Unfortunately, my health-kick became an obsession. I slept with a measuring tape on my night stand and I religiously weighed myself several times a day. Healthy wasn’t the goal anymore, thin was.
I stopped hanging out with friends, and I refused to see my family. The gym became my life. I could only eat egg whites, broccoli, chicken breasts, coffee, and my cocktail of pre-workout drinks with fat burners.
I ran fast.
I lifted heavy.
My body had the “desired” proportions.
I was what girls wanted to be. I had a following of people who thought I was lucky, strong, cool, an idol. What they didn’t see was the obsession over my body.
That wasn’t healthy. That was sick.
Getting into powerlifting was probably the best thing that had happened to me. My coach stressed that I had to eat for strength. So I ate. The more I lifted weights, the more I could eat. I had gained about 20lbs, but I was strong. My body changed. Food was no longer an enemy.

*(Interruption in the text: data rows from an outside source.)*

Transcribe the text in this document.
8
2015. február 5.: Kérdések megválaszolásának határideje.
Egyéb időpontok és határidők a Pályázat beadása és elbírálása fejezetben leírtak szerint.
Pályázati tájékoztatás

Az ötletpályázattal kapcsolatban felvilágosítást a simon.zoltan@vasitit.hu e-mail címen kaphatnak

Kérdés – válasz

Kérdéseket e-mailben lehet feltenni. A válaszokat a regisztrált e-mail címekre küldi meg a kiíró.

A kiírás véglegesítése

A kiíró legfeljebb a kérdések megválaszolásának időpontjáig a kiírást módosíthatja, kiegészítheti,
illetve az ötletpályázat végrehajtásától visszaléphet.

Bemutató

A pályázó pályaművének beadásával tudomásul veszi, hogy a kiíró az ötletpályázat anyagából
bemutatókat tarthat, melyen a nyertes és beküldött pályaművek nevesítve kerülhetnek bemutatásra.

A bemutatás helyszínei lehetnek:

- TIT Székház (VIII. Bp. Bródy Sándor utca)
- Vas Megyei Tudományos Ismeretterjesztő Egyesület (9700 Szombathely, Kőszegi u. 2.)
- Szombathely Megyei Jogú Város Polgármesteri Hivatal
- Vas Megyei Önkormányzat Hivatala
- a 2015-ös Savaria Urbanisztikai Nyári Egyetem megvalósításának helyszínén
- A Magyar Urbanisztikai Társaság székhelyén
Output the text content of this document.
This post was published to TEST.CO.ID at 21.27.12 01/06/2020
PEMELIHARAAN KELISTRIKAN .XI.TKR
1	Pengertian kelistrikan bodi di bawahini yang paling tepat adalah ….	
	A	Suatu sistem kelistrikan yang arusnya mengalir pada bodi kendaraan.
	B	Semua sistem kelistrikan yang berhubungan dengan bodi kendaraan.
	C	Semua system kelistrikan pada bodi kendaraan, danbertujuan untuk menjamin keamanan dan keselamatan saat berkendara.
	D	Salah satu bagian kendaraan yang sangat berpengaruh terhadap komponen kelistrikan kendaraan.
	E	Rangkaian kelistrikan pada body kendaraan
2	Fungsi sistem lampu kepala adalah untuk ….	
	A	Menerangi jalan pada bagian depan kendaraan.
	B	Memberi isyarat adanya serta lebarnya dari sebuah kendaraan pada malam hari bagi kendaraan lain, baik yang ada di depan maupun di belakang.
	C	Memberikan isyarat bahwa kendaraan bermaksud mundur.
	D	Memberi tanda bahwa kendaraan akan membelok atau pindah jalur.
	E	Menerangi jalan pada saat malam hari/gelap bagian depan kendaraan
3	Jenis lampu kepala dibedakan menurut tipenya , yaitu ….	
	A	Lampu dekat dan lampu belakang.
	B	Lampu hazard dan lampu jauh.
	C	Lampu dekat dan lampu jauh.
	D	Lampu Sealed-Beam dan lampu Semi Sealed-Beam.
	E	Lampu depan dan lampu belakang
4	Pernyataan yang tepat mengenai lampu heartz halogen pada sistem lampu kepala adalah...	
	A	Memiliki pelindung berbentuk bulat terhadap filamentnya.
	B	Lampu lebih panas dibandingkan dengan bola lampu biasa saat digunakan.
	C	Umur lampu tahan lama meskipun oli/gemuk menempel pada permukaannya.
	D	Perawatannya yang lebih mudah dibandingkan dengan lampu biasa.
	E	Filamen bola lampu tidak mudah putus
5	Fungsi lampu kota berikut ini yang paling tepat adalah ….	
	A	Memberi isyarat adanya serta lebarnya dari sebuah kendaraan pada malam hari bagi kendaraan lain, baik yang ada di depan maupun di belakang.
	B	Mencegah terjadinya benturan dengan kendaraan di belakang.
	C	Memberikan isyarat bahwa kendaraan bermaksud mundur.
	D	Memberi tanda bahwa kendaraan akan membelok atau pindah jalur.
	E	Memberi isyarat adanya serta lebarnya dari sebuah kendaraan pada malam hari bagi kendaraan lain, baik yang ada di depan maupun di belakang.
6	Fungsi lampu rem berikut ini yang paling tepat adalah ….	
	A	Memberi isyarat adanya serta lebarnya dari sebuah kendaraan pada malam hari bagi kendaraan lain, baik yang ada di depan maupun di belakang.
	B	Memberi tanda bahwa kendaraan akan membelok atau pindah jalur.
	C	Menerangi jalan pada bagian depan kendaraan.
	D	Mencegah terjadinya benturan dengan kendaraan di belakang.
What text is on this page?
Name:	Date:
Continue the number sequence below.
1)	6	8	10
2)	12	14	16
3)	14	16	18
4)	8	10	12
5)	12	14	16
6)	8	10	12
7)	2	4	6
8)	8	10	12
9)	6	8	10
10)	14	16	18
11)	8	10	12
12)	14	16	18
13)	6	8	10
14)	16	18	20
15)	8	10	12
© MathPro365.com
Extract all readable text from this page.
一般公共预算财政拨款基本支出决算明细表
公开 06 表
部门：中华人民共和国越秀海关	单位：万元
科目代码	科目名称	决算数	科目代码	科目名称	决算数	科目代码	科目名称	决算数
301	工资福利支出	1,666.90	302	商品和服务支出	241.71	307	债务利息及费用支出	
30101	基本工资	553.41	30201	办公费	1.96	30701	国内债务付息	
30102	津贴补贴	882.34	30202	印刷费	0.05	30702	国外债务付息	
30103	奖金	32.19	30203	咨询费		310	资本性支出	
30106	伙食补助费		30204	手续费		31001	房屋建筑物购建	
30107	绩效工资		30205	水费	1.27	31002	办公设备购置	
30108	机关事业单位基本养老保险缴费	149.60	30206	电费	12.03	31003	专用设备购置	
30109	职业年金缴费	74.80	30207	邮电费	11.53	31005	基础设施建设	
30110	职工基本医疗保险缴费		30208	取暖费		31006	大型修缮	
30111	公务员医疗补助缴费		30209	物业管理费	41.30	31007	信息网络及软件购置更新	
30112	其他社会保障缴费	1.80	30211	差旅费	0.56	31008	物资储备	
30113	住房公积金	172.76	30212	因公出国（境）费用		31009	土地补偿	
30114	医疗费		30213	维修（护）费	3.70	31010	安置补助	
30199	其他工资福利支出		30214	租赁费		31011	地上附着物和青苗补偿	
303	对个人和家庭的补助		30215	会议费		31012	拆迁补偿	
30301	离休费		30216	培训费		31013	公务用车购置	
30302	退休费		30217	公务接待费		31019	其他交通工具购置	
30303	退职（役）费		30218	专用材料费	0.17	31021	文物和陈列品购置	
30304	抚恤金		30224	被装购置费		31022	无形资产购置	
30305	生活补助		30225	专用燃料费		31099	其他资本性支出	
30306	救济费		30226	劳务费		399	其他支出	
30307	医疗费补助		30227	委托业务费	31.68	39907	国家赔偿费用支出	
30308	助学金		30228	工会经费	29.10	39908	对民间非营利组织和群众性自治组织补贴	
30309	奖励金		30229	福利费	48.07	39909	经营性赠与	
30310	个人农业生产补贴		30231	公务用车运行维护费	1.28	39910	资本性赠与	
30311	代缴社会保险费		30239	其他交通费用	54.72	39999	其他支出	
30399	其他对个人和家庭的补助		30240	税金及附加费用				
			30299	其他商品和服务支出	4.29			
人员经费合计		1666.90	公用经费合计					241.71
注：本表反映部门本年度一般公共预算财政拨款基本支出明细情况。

Powerlifting was a mental and physical test. I had to change the way I thought about food. Instead of thinking about food to help me lose weight, I was thinking about how can I eat to win powerlifting meets. I was thinking about the nutrients I needed. I finally took care of my deficiencies. I started to hang out with friends and family again.
My focus was on a sport that made me a healthier person. Maybe I am not “healthy” anymore to some people. I eat donuts, cake, steak, I drink juice, and I have french fries. I still weight lift, jog, and I am taking care of my deficiencies. I go out, I dance, I socialize, I play. Sometimes I sleep late and I sleep in. This is my healthy.